The parameter subset_by
will return a custom subset of a Census shapefile depending on the type of object passed as an argument. Options are as follows:
- If a user supplies a tuple of format (minx, miny, maxx, maxy), it will be interpreted as a bounding box and rows will be returned that intersect that bounding box;
- If a user supplies a integer or a slice object, the first n rows (or the rows defined by the slice object) will be returned;
- If a user supplies an object of type geopandas.GeoDataFrame or of type geopandas.GeoSeries, rows that intersect the input object will be returned. CRS misalignment will be resolved internally;
- Users can even leverage the geocoding functionality in pygris to pass a dict object of format
{"address": "buffer_dist"}
, which will return geographies that intersect a given buffer distance (specified in meters) of a geocoded address.
Let's take a look at how this works. Say we want to retrieve Census tracts within 5km of the Texas State Capitol in Austin. This is straightforward with subset_by
:
from pygris import tracts
capitol_tracts = tracts(state = "TX", cb = True,
subset_by = {"1100 Congress Ave., Austin, TX 78701": 5000})
capitol_tracts.explore()
Using the default year of 2021 Using FIPS code '48' for input 'TX'
Getting data for multiple states is not quite as straightforward. Let's say you want all the tracts within 10km of Subaru Park, home of the Philadelphia Union soccer team in Chester, PA. This buffer will cross into New Jersey and into Delaware from Pennsylvania.

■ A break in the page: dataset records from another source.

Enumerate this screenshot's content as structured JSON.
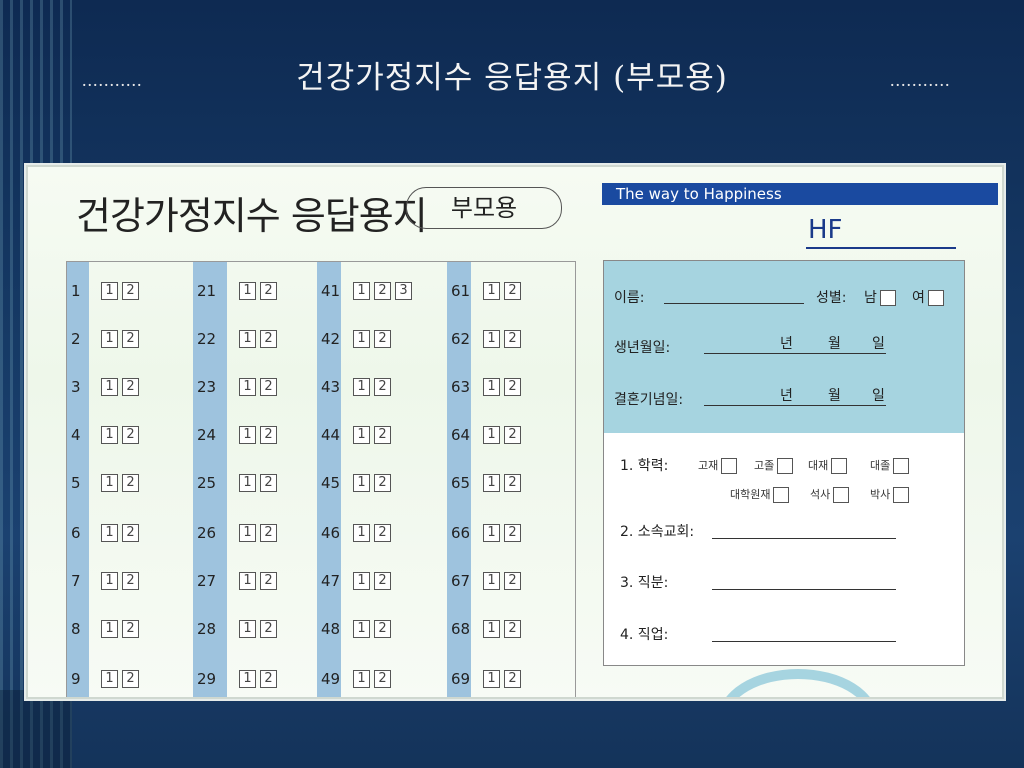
{
  "slide": {
    "title": "건강가정지수 응답용지 (부모용)",
    "dots_left": "...........",
    "dots_right": "..........."
  },
  "form": {
    "title": "건강가정지수 응답용지",
    "pill": "부모용",
    "tagline": "The way to Happiness",
    "logo": "HF"
  },
  "grid": {
    "columns": [
      {
        "rows": [
          {
            "n": "1",
            "opts": [
              "1",
              "2"
            ]
          },
          {
            "n": "2",
            "opts": [
              "1",
              "2"
            ]
          },
          {
            "n": "3",
            "opts": [
              "1",
              "2"
            ]
          },
          {
            "n": "4",
            "opts": [
              "1",
              "2"
            ]
          },
          {
            "n": "5",
            "opts": [
              "1",
              "2"
            ]
          },
          {
            "n": "6",
            "opts": [
              "1",
              "2"
            ]
          },
          {
            "n": "7",
            "opts": [
              "1",
              "2"
            ]
          },
          {
            "n": "8",
            "opts": [
              "1",
              "2"
            ]
          },
          {
            "n": "9",
            "opts": [
              "1",
              "2"
            ]
          }
        ]
      },
      {
        "rows": [
          {
            "n": "21",
            "opts": [
              "1",
              "2"
            ]
          },
          {
            "n": "22",
            "opts": [
              "1",
              "2"
            ]
          },
          {
            "n": "23",
            "opts": [
              "1",
              "2"
            ]
          },
          {
            "n": "24",
            "opts": [
              "1",
              "2"
            ]
          },
          {
            "n": "25",
            "opts": [
              "1",
              "2"
            ]
          },
          {
            "n": "26",
            "opts": [
              "1",
              "2"
            ]
          },
          {
            "n": "27",
            "opts": [
              "1",
              "2"
            ]
          },
          {
            "n": "28",
            "opts": [
              "1",
              "2"
            ]
          },
          {
            "n": "29",
            "opts": [
              "1",
              "2"
            ]
          }
        ]
      },
      {
        "rows": [
          {
            "n": "41",
            "opts": [
              "1",
              "2",
              "3"
            ]
          },
          {
            "n": "42",
            "opts": [
              "1",
              "2"
            ]
          },
          {
            "n": "43",
            "opts": [
              "1",
              "2"
            ]
          },
          {
            "n": "44",
            "opts": [
              "1",
              "2"
            ]
          },
          {
            "n": "45",
            "opts": [
              "1",
              "2"
            ]
          },
          {
            "n": "46",
            "opts": [
              "1",
              "2"
            ]
          },
          {
            "n": "47",
            "opts": [
              "1",
              "2"
            ]
          },
          {
            "n": "48",
            "opts": [
              "1",
              "2"
            ]
          },
          {
            "n": "49",
            "opts": [
              "1",
              "2"
            ]
          }
        ]
      },
      {
        "rows": [
          {
            "n": "61",
            "opts": [
              "1",
              "2"
            ]
          },
          {
            "n": "62",
            "opts": [
              "1",
              "2"
            ]
          },
          {
            "n": "63",
            "opts": [
              "1",
              "2"
            ]
          },
          {
            "n": "64",
            "opts": [
              "1",
              "2"
            ]
          },
          {
            "n": "65",
            "opts": [
              "1",
              "2"
            ]
          },
          {
            "n": "66",
            "opts": [
              "1",
              "2"
            ]
          },
          {
            "n": "67",
            "opts": [
              "1",
              "2"
            ]
          },
          {
            "n": "68",
            "opts": [
              "1",
              "2"
            ]
          },
          {
            "n": "69",
            "opts": [
              "1",
              "2"
            ]
          }
        ]
      }
    ]
  },
  "info": {
    "name_label": "이름:",
    "gender_label": "성별:",
    "male": "남",
    "female": "여",
    "birth_label": "생년월일:",
    "wedding_label": "결혼기념일:",
    "year": "년",
    "month": "월",
    "day": "일",
    "education_label": "1. 학력:",
    "education_options": [
      "고재",
      "고졸",
      "대재",
      "대졸",
      "대학원재",
      "석사",
      "박사"
    ],
    "church_label": "2. 소속교회:",
    "position_label": "3. 직분:",
    "job_label": "4. 직업:"
  }
}
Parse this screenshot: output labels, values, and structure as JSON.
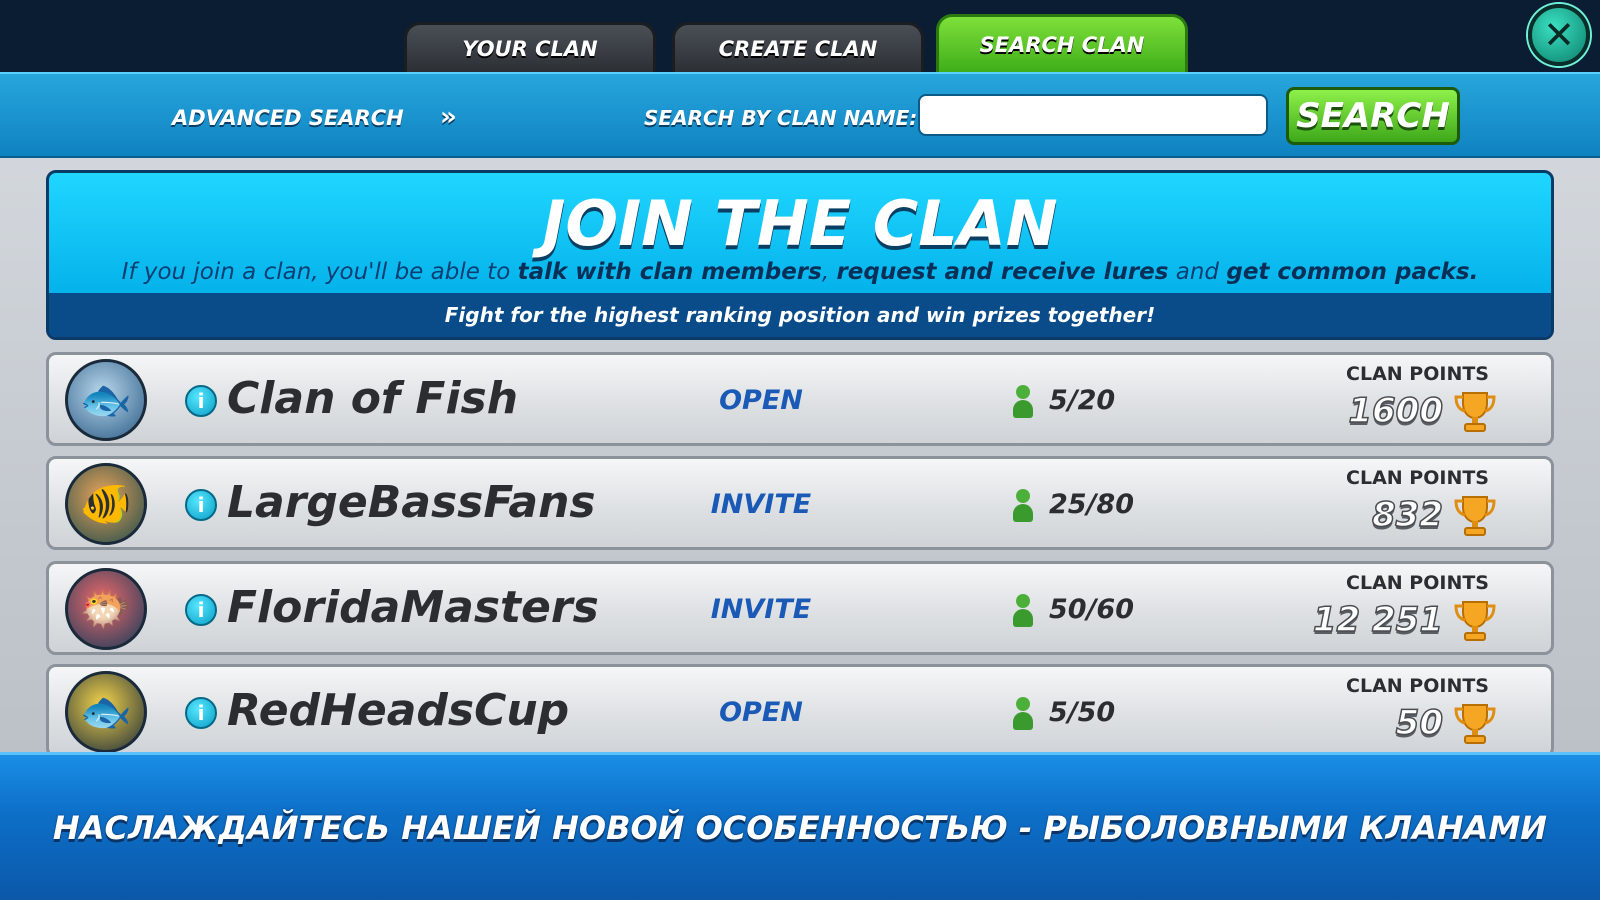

One method is to use a list comprehension to store state-wise tracts in a list, then use pandas.concat()
to assemble the result:
import pandas as pd
union_tracts_list = [tracts(cb = True, state = x, subset_by = {"2501 Seaport Dr, Chester, PA 19013": 10000}) for x in ['DE', 'PA', 'NJ']]
union_tracts = pd.concat(union_tracts_list)
union_tracts.explore()
Using the default year of 2021 Using FIPS code '10' for input 'DE' Using the default year of 2021 Using FIPS code '42' for input 'PA' Using the default year of 2021 Using FIPS code '34' for input 'NJ'
The other alternative is to pull down a national tracts shapefile by omitting the state and subsetting with subset_by
. Given that the file will first have to be downloaded, it is recommended that you use cache = True
to store this file in a local cache. Once you have it, however, you can subset for whatever locations you need, when you need!